Collecting Requirements for Disaster Recovery

When an earthquake wipes out your datacenter, it may be too late to do anything about it. Obviously you need to plan for such disasters in advance. Every IT organization, big or small, needs such plan. I hope your organization already has one plan, and that you test it on regular basis. But sometimes you need to plan for disasters from almost scratch. Maybe because your business never had a disaster recovery plan, or maybe because availability requirements have suddenly changed and the previous plan is insufficient.

So, How do you start writing your disaster recovery plan?

If you are an Oracle DBA, you may be tempted to start by configuring DataGuard. If you are a sys admin, you may be ordering additional machines and calling various ISPs. If you are a storage manager, you’ll probably pull out your vendor’s favorite remote mirroring solution. If you are sales/marketing, you probably already promised 99.99999% availability.

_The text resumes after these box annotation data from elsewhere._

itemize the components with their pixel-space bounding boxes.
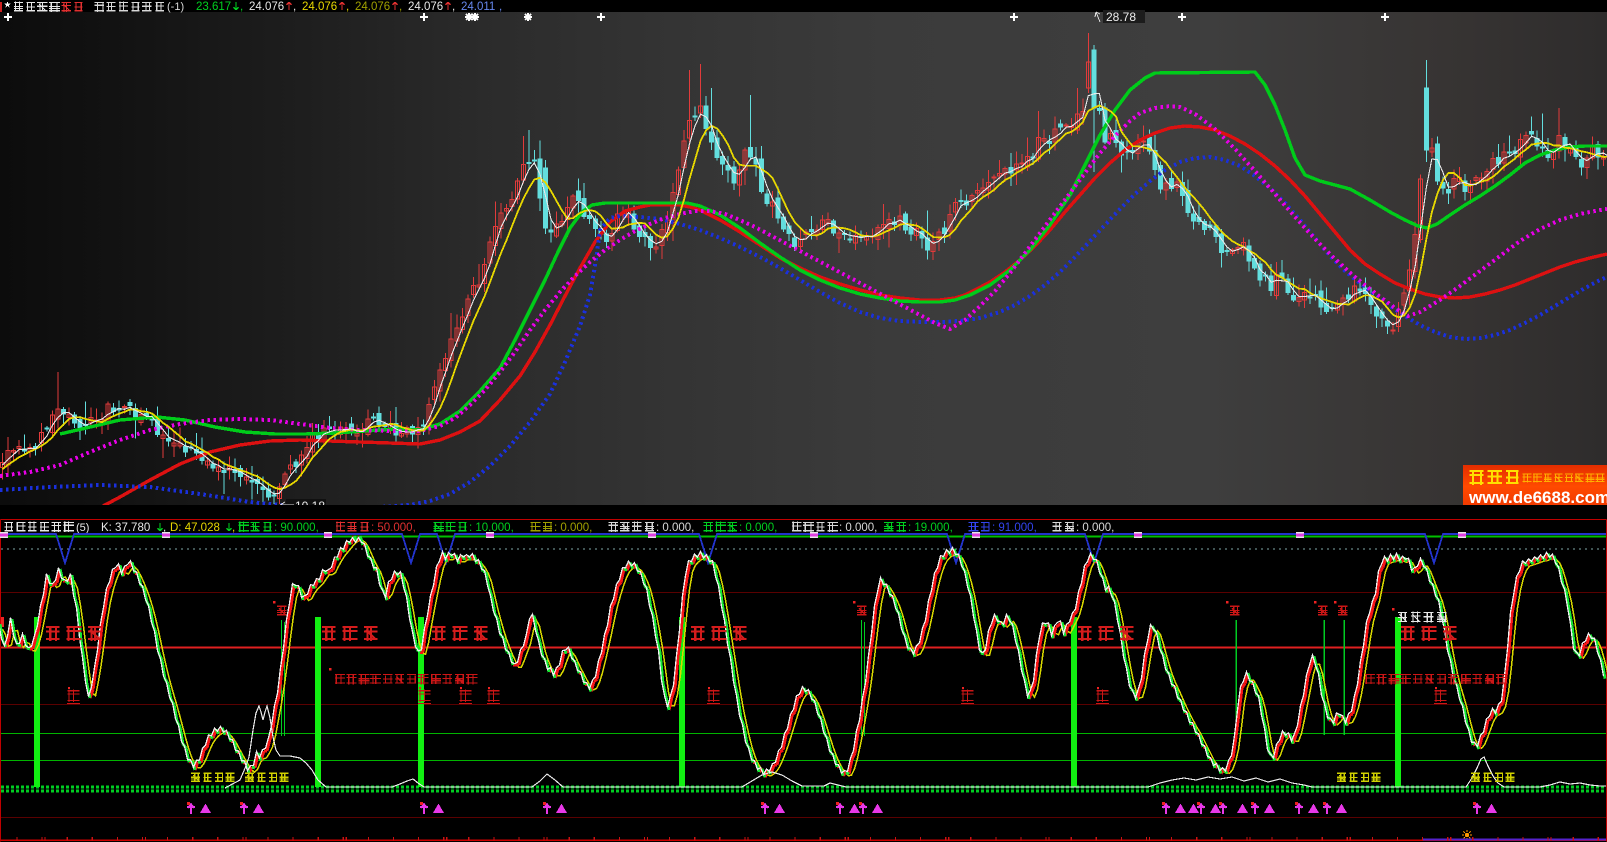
svg-text:28.78: 28.78 [1106,10,1136,24]
svg-text:24.011: 24.011 [461,1,495,13]
svg-text:: 90.000,: : 90.000, [274,522,319,534]
svg-text:24.076: 24.076 [408,1,443,13]
svg-text:: 0.000,: : 0.000, [1076,522,1114,534]
svg-text:24.076: 24.076 [302,1,337,13]
svg-text:: 91.000,: : 91.000, [992,522,1037,534]
svg-text:: 50.000,: : 50.000, [371,522,416,534]
svg-text:: 0.000,: : 0.000, [839,522,877,534]
svg-text:,: , [452,1,455,13]
svg-text:: 19.000,: : 19.000, [908,522,953,534]
svg-text:,: , [232,522,235,534]
svg-text:,: , [499,1,502,13]
svg-text:: 0.000,: : 0.000, [554,522,592,534]
svg-text:(-1): (-1) [167,1,184,13]
svg-text:,: , [346,1,349,13]
svg-text:23.617: 23.617 [196,1,231,13]
svg-text:,: , [399,1,402,13]
svg-text:: 0.000,: : 0.000, [656,522,694,534]
svg-text:,: , [240,1,243,13]
svg-text:K: 37.780: K: 37.780 [101,522,150,534]
svg-text:D: 47.028: D: 47.028 [170,522,220,534]
svg-text:(5): (5) [76,522,89,534]
svg-text:www.de6688.com: www.de6688.com [1468,488,1607,507]
svg-text:: 0.000,: : 0.000, [739,522,777,534]
svg-text:24.076: 24.076 [249,1,284,13]
svg-text:,: , [293,1,296,13]
svg-text:24.076: 24.076 [355,1,390,13]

Don’t do any of that. You start by asking questions. Here are the questions we thought of a bit too late this time around, but next time we’ll ask before we even begin to discuss the right technology:

  1. What is acceptable time to recovery? Can we just ship the tapes somewhere, or do I need hot standby?
  2. How much data loss is acceptable? Can we recover from last nights backup, or do we need data from 5 minutes ago?
  3. How much performance degradation is acceptable during a disaster? For how long? Can I save a bit on the extra hardware?
  4. How much redo logs are generated per day? i.e. what is the rate of data changes that we need to support now?
  5. What is the expected data growth for this DB/App for the next year? How much will we need to scale our solution?
  6. How will clients access the system in case of disaster? Do we need to migrate IPs or can you use new ones?
  7. How often do we need to validate the DR site? Testing every quarter, 6 month, once a year?
  8. When does the DR need to be in place?
  9. How much of a downtime will be acceptable for returning back to the main site? How much in advance do we need to schedule it?
  10. Who decides that it is now a disaster and failover to alternate site (or backups) should occur? What are the criteria for the decision?

From my experience, the fewer questions you ask, and the simpler the questions are, the more likely you are to get good answers. And with good answers, you can choose your technologies, implement, test, rinse, repeat.